The Islamic State group, which controls a self-declared caliphate on captured territory covering about a third of Syria and Iraq, partially funds its conquests through the sale of black market oil.
 
The U.S.-led coalition did not immediately acknowledge launching the strike.
 
Ex-stripper, taking on sex traffickers in oil patch, lauded as 'the real deal' by prosecutor
 
WILLISTON, N.D. (AP) β€” When she first arrived in town, Windie Lazenko headed to the neon-lit strip clubs and bars catering to lonely oil field workers with extra cash and time on their hands. She knew these were likely gathering spots for the sex trade β€” the life she'd given up long ago.
 
For nearly two decades, Lazenko was part of that illicit world, starting as a 13-year-old runaway when, she says, she was bought and sold for sex. Prostitution, pornography and strip clubs followed. Then she walked away from it all. She eventually moved to Montana and a few years ago, while counseling at-risk girls, she began hearing about young women being recruited for prostitution in the Bakken oilfields. She wanted to help.
 
Lazenko is now one of the most prominent activists in the fight against sex trafficking in the oil patch.
 
She's worked with federal prosecutors, the FBI and police, testified before state lawmakers and addressed church and school groups. She also has formed an advocacy-resource group, 4her North Dakota, reaching out to victimized women.
 
"I speak their language from the get-go," she says. "I'm not law enforcement. I'm not out there to bust them. They don't have to play the game with me. They're going to respect me and I'm going to respect them. We're going to have a conversation.

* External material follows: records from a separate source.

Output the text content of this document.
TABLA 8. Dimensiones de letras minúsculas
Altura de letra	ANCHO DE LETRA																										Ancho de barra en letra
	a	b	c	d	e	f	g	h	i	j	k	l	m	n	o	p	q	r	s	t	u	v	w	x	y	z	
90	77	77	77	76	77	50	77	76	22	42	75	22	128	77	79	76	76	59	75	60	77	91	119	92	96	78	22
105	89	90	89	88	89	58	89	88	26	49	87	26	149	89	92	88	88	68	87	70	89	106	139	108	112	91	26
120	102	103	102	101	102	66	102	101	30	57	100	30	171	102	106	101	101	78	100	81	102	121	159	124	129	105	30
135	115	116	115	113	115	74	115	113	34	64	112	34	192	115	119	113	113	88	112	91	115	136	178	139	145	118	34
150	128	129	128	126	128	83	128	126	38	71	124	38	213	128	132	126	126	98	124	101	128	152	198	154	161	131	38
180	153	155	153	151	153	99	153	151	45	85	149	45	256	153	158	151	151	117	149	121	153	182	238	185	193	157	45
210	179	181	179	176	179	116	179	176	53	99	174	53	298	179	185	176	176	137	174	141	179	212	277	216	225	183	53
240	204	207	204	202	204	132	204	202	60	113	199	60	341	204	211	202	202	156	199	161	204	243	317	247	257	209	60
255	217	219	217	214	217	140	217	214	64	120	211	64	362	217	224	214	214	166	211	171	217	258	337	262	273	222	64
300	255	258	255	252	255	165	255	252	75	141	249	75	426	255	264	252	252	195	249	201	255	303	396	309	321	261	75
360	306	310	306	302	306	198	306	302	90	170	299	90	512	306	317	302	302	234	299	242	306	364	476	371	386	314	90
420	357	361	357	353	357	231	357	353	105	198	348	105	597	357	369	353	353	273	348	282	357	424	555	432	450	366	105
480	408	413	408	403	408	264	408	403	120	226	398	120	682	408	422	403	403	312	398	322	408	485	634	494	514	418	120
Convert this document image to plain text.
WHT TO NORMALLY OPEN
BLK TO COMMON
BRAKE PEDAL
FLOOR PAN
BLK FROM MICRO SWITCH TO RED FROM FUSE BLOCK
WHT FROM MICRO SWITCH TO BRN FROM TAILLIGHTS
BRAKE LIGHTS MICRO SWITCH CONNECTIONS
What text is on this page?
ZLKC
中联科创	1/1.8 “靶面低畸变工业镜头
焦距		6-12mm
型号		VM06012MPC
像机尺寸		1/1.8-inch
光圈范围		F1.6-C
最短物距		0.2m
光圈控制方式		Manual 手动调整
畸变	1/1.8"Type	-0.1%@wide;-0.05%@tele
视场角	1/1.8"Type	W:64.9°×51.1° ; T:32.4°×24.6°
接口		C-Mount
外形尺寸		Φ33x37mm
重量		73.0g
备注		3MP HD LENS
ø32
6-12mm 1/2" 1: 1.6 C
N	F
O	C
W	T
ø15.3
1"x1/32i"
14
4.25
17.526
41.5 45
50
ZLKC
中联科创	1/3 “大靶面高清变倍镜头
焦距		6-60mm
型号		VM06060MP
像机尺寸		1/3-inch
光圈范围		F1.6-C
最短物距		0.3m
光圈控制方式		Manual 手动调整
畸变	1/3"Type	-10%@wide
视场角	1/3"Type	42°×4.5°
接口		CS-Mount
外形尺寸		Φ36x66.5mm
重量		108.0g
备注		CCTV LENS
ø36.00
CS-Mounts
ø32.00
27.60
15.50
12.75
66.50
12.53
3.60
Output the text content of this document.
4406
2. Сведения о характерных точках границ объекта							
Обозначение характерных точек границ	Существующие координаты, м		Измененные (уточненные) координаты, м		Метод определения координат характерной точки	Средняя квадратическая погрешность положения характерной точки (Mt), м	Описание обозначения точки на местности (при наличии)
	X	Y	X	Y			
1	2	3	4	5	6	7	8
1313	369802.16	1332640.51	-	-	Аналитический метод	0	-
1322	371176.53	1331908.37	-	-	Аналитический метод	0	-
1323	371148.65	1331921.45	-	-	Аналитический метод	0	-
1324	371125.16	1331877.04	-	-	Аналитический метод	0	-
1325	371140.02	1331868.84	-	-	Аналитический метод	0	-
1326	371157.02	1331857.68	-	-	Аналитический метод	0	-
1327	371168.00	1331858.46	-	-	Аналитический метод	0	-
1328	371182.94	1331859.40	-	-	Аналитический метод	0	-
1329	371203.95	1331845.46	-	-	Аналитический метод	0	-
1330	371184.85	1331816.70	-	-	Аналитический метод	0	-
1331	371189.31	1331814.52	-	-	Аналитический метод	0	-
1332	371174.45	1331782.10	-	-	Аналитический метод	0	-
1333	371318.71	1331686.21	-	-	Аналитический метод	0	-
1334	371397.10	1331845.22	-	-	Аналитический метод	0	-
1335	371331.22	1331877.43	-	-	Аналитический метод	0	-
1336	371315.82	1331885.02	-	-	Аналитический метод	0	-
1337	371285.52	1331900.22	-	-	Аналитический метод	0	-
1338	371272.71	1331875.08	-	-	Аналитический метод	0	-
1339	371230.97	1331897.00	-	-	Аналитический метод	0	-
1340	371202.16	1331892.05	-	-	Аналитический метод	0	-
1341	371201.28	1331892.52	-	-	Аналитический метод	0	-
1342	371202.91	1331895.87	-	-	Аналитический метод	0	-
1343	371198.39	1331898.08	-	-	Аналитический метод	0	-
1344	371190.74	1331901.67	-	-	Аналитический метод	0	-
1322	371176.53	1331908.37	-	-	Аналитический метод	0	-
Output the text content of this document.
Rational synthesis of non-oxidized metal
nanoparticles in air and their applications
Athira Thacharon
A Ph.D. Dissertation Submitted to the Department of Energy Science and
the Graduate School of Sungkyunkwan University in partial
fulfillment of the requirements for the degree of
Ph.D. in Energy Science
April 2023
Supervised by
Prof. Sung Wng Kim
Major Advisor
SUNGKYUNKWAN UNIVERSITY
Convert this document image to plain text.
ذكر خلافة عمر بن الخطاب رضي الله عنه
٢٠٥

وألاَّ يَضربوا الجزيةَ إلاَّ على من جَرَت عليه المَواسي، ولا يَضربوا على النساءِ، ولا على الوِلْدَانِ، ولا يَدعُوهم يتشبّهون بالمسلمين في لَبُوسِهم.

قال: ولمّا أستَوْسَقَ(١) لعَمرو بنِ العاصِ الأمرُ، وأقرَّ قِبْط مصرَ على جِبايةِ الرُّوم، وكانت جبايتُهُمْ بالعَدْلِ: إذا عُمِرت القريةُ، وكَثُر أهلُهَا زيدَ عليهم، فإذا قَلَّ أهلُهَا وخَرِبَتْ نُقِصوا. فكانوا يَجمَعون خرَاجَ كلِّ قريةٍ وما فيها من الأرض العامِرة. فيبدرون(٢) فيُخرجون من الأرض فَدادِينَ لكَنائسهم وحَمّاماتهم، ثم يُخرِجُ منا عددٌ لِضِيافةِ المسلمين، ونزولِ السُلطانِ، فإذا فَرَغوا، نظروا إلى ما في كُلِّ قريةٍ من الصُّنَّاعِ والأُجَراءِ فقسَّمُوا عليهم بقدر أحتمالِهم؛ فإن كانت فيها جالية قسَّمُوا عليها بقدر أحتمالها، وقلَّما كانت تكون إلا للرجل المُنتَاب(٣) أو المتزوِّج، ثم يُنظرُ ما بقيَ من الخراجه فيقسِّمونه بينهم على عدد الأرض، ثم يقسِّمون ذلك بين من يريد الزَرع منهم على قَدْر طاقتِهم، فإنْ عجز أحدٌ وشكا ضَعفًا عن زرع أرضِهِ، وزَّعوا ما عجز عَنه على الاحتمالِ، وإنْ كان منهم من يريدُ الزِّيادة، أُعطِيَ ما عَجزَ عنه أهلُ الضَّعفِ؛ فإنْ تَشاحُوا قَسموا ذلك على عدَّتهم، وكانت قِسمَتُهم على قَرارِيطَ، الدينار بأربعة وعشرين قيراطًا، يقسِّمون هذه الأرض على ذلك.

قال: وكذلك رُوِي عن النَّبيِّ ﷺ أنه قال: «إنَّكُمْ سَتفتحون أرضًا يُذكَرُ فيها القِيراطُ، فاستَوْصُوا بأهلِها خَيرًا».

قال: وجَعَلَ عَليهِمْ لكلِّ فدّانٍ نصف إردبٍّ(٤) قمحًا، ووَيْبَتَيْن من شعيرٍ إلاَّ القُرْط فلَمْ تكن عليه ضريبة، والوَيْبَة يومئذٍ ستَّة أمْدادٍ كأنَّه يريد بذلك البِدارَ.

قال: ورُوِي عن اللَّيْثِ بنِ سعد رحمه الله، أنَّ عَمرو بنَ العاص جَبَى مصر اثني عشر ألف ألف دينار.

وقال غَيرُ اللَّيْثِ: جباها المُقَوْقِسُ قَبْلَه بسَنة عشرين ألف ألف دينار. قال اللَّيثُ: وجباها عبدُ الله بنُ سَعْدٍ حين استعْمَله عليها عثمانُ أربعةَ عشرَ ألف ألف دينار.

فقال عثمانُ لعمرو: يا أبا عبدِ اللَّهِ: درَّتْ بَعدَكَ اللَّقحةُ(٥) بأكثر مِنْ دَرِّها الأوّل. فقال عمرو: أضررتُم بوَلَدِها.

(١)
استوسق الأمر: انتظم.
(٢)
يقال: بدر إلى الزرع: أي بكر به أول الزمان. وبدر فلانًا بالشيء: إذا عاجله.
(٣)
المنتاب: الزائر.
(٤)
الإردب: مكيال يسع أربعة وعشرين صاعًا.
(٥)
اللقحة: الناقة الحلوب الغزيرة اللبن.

I know what it is to be out there."
 
Lazenko's advocacy comes as state lawmakers are considering an array of new measures β€” including stiffer penalties for pimps and more money to help victims β€” to combat the growing sex trade in the Bakken. "It's powerful for them to say human trafficking is here in North Dakota," she says. "It's just huge that they've acknowledged it."
 
Women get top spots in Israeli political parties, putting themselves in line for key positions
 
JERUSALEM (AP) β€” A minor revolution is underway in Israel, with the female candidates catapulting to the top of party lists across the political spectrum ahead of the country's March 17 election, setting them up to claim key positions of power in the next government like never before.
 
While the number of women in Israel's 120-seat Knesset isn't likely to rise dramatically from its current 27, the number of women holding senior positions likely will, breaking new ground for women.
 
Israel is one of the few countries to have elected a female head of government β€” Golda Meir, four decades ago. But Meir's success turned out to be an exception to the rule, and its politics remain male-dominated. Female representation is low compared to Western democracies, and only 23 women have served as government ministers or deputy ministers since Israel's creation in 1948.
 
Gideon Rahat, a professor of political science at Jerusalem's Hebrew University, said the strong showing for women in recent primaries follows a gradual rise in women's participation in the Knesset since the late 1990s.
 
He said that while more established parties such as Prime Minister Benjamin Netanyahu's Likud have elected only three women into its ranks, with another two appointed, newer parties are bringing in more. The newly formed Kulanu, for instance, is one-third female. Two parties have women at the helm: Tzipi Livni from Hatnuah and Zehava Galon from Meretz.